Against lefties, though, this might be even more important. Here's an animation similar to the above, but for left-handed batters, and from 2024.

Priester, Quinn vs MIA, Jul 4 '25 (2).png

It's ok that the curveball stands out that way; that's part of the plan. The curve should often freeze hitters, by looking so different that they lock up—or induce bad, jumpy swings. The other offerings shown, though, have some problems. The sinker shows itself to a lefty right out of the hand, which is always the danger with sinkers to opposite-handed batters and why many pitchers don't throw many of them. The four-seamer also does nothing, in contrast with the cutter's work against righties this year discussed a moment ago, to camouflage the slider. Hitters can see these differences, and they could identify pitches against Priester very well, very early last season.

Here's the same image for this year.

Priester, Quinn vs MIA, Jul 4 '25 (1).png

Again, the sinker stands out.
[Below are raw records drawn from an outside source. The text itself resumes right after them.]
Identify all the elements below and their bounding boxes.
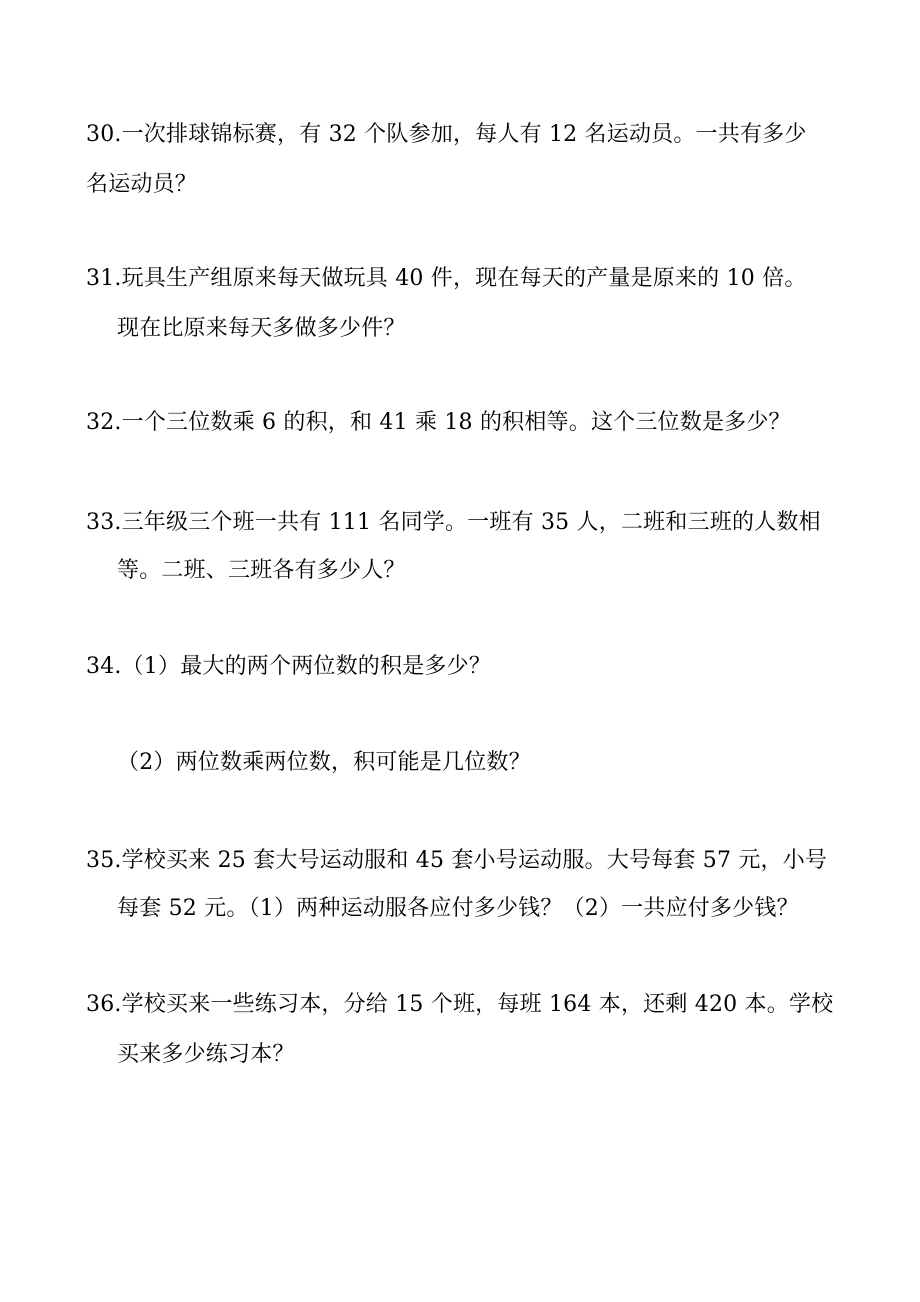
question-34-line-2 [117,748,531,778]
question-number: 35. [86,848,122,873]
question-32-line-1 [86,408,791,438]
question-number: 36. [86,992,122,1017]
question-text: 玩具生产组原来每天做玩具 40 件，现在每天的产量是原来的 10 倍。 [121,266,807,291]
question-31-line-2 [117,314,406,344]
question-35-line-2 [117,894,799,924]
question-30-line-2 [86,170,197,200]
question-number: 34. [86,654,122,679]
question-text: 一次排球锦标赛，有 32 个队参加，每人有 12 名运动员。一共有多少 [121,122,807,147]
question-text: 名运动员？ [86,172,198,197]
question-33-line-1 [86,508,821,538]
question-34-line-1 [86,652,491,682]
question-text: （2）两位数乘两位数，积可能是几位数？ [117,750,531,775]
question-text: （1）最大的两个两位数的积是多少？ [121,654,491,679]
question-33-line-2 [117,556,406,586]
question-number: 32. [86,410,122,435]
question-text: 买来多少练习本？ [117,1042,295,1067]
question-text: 学校买来一些练习本，分给 15 个班，每班 164 本，还剩 420 本。学校 [121,992,834,1017]
question-text: 等。二班、三班各有多少人？ [117,558,406,583]
question-number: 31. [86,266,122,291]
question-36-line-2 [117,1040,295,1070]
question-35-line-1 [86,846,827,876]
question-number: 33. [86,510,122,535]
question-36-line-1 [86,990,833,1020]
question-text: 三年级三个班一共有 111 名同学。一班有 35 人，二班和三班的人数相 [121,510,821,535]
question-text: 每套 52 元。（1）两种运动服各应付多少钱？（2）一共应付多少钱？ [117,896,799,921]
question-text: 学校买来 25 套大号运动服和 45 套小号运动服。大号每套 57 元，小号 [121,848,828,873]
question-text: 一个三位数乘 6 的积，和 41 乘 18 的积相等。这个三位数是多少？ [121,410,791,435]
question-31-line-1 [86,264,807,294]
question-text: 现在比原来每天多做多少件？ [117,316,406,341]
question-number: 30. [86,122,122,147]
question-30-line-1 [86,120,807,150]
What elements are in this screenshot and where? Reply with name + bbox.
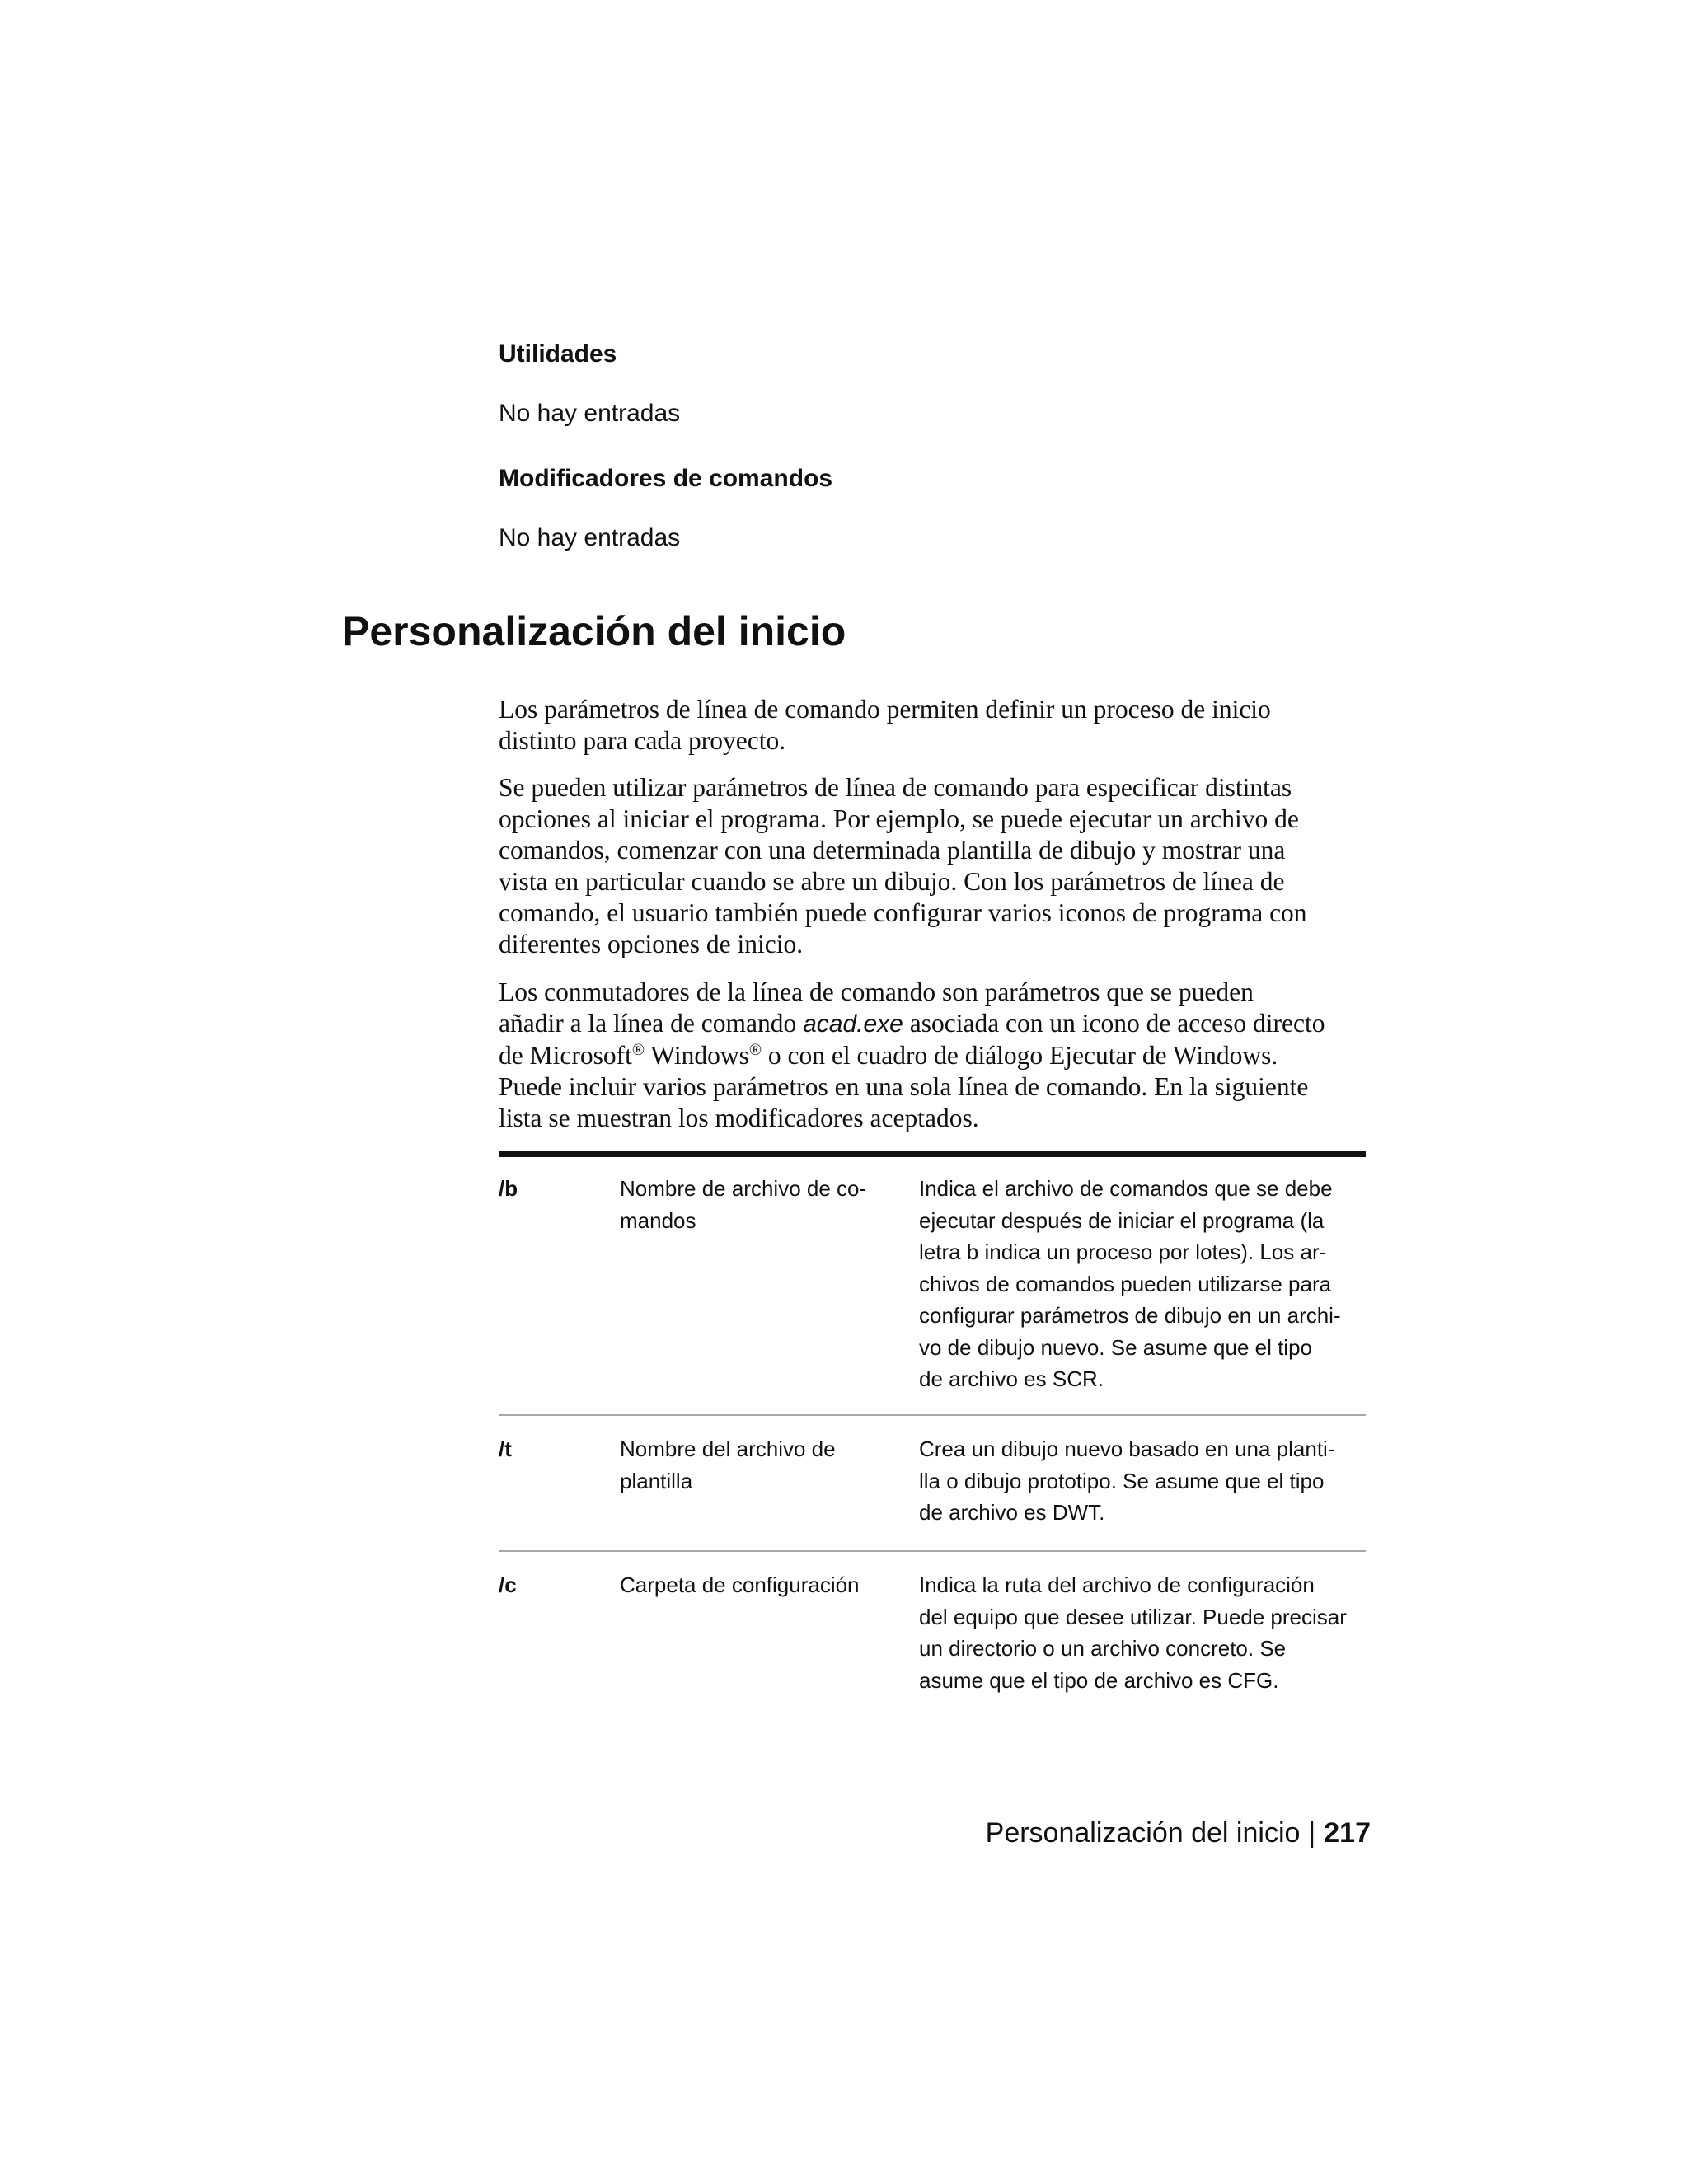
- cell-line: chivos de comandos pueden utilizarse para: [919, 1271, 1332, 1296]
- switch-c: /c: [499, 1572, 517, 1597]
- utilities-heading: Utilidades: [499, 340, 617, 368]
- paragraph-line: vista en particular cuando se abre un dibujo. Con los parámetros de línea de: [499, 867, 1285, 896]
- switch-t-description: [919, 1433, 1335, 1529]
- cell-line: Indica el archivo de comandos que se debe: [919, 1176, 1333, 1201]
- cell-line: Indica la ruta del archivo de configuración: [919, 1572, 1315, 1597]
- paragraph-line: Puede incluir varios parámetros en una sola línea de comando. En la siguiente: [499, 1072, 1309, 1101]
- cell-line: Crea un dibujo nuevo basado en una planti-: [919, 1436, 1335, 1461]
- text-run: o con el cuadro de diálogo Ejecutar de Windows.: [762, 1041, 1278, 1070]
- switch-b: /b: [499, 1176, 518, 1201]
- options-paragraph: [499, 772, 1372, 960]
- switches-paragraph: [499, 977, 1372, 1134]
- page-number: 217: [1324, 1817, 1371, 1849]
- cell-line: vo de dibujo nuevo. Se asume que el tipo: [919, 1334, 1313, 1360]
- footer-separator: |: [1308, 1817, 1316, 1849]
- paragraph-line: [499, 1040, 1372, 1071]
- cell-line: un directorio o un archivo concreto. Se: [919, 1636, 1287, 1661]
- modifiers-heading: Modificadores de comandos: [499, 465, 833, 492]
- cell-line: ejecutar después de iniciar el programa (la: [919, 1207, 1325, 1233]
- row-divider: [499, 1550, 1366, 1552]
- switch-b-name: [620, 1173, 866, 1236]
- cell-line: configurar parámetros de dibujo en un archi-: [919, 1303, 1341, 1328]
- paragraph-line: [499, 1008, 1372, 1040]
- cell-line: Nombre de archivo de co-: [620, 1176, 867, 1201]
- row-divider: [499, 1414, 1366, 1416]
- cell-line: asume que el tipo de archivo es CFG.: [919, 1667, 1279, 1693]
- section-title: Personalización del inicio: [342, 608, 846, 654]
- paragraph-line: opciones al iniciar el programa. Por ejemplo, se puede ejecutar un archivo de: [499, 804, 1299, 833]
- registered-mark: ®: [748, 1041, 762, 1059]
- footer-title: Personalización del inicio: [985, 1817, 1301, 1849]
- paragraph-line: comandos, comenzar con una determinada plantilla de dibujo y mostrar una: [499, 836, 1286, 865]
- paragraph-line: lista se muestran los modificadores aceptados.: [499, 1104, 979, 1132]
- cell-line: de archivo es DWT.: [919, 1500, 1105, 1525]
- page-footer: [986, 1813, 1371, 1853]
- paragraph-line: distinto para cada proyecto.: [499, 726, 786, 755]
- cell-line: Nombre del archivo de: [620, 1436, 836, 1461]
- text-run: de Microsoft: [499, 1041, 632, 1070]
- cell-line: letra b indica un proceso por lotes). Los ar-: [919, 1240, 1327, 1264]
- cell-line: lla o dibujo prototipo. Se asume que el tipo: [919, 1468, 1325, 1493]
- registered-mark: ®: [631, 1041, 645, 1059]
- modifiers-text: No hay entradas: [499, 524, 681, 551]
- paragraph-line: Se pueden utilizar parámetros de línea de comando para especificar distintas: [499, 773, 1292, 802]
- switch-b-description: [919, 1173, 1341, 1395]
- switch-c-description: [919, 1569, 1347, 1696]
- paragraph-line: diferentes opciones de inicio.: [499, 930, 804, 958]
- cell-line: plantilla: [620, 1468, 693, 1493]
- table-top-rule: [499, 1151, 1366, 1157]
- intro-paragraph: [499, 694, 1372, 757]
- cell-line: del equipo que desee utilizar. Puede precisar: [919, 1604, 1347, 1629]
- paragraph-line: Los parámetros de línea de comando permiten definir un proceso de inicio: [499, 695, 1271, 724]
- switch-c-name: [620, 1569, 860, 1601]
- utilities-text: No hay entradas: [499, 400, 681, 427]
- text-run: Windows: [645, 1041, 749, 1070]
- paragraph-line: Los conmutadores de la línea de comando son parámetros que se pueden: [499, 977, 1254, 1006]
- paragraph-line: comando, el usuario también puede configurar varios iconos de programa con: [499, 898, 1307, 927]
- cell-line: Carpeta de configuración: [620, 1572, 860, 1597]
- switch-t-name: [620, 1433, 836, 1497]
- executable-name: acad.exe: [803, 1010, 903, 1038]
- cell-line: mandos: [620, 1207, 696, 1233]
- switch-t: /t: [499, 1436, 512, 1461]
- text-run: asociada con un icono de acceso directo: [903, 1009, 1325, 1038]
- text-run: añadir a la línea de comando: [499, 1009, 804, 1038]
- cell-line: de archivo es SCR.: [919, 1366, 1104, 1391]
That's ok, though. It's hard to see without placing the two side-by-side, but consider each image, and notice that shift across the rubber and that slightly higher release this year. That's allowing Priester to work better to the arm side with the sinker, so his command can make up for whatever exposure the pitch has. The sinker actually operates a bit more like a four-seamer, to lefties, in the wake of his changes in mechanics and starting position.

The real story, though, is the cutter's interaction with the slider. Look how it hugs the slider's early trajectory, only for the two to diverge really widely (from the batter's perspective) after the commitment point. This, in a nutshell, is why Priester's slider went from getting whiffs 25.4% of the time and yielding a .404 expected slugging average to a 35.1% whiff rate and a .345 expected slugging in 2025. The cutter itself might not be a good pitch—indeed, it gets hit hard—but it's making his other pitches (especially the slider) much better.

There are no guarantees in baseball. This approach has worked very well for Priester over about two full months, but hitters will make further adjustments to him, and he'll have to make some new ones in reply. He's still a righty who sits just below 94 miles per hour with his fastball; he doesn't profile as a pitcher with a frontline ceiling. However, if he can stay healthy, the signs point to a solid contributor for what could be the next half-decade. The Brewers helped maximize the value of some tweaks he'd already made, and he's turned a corner for them.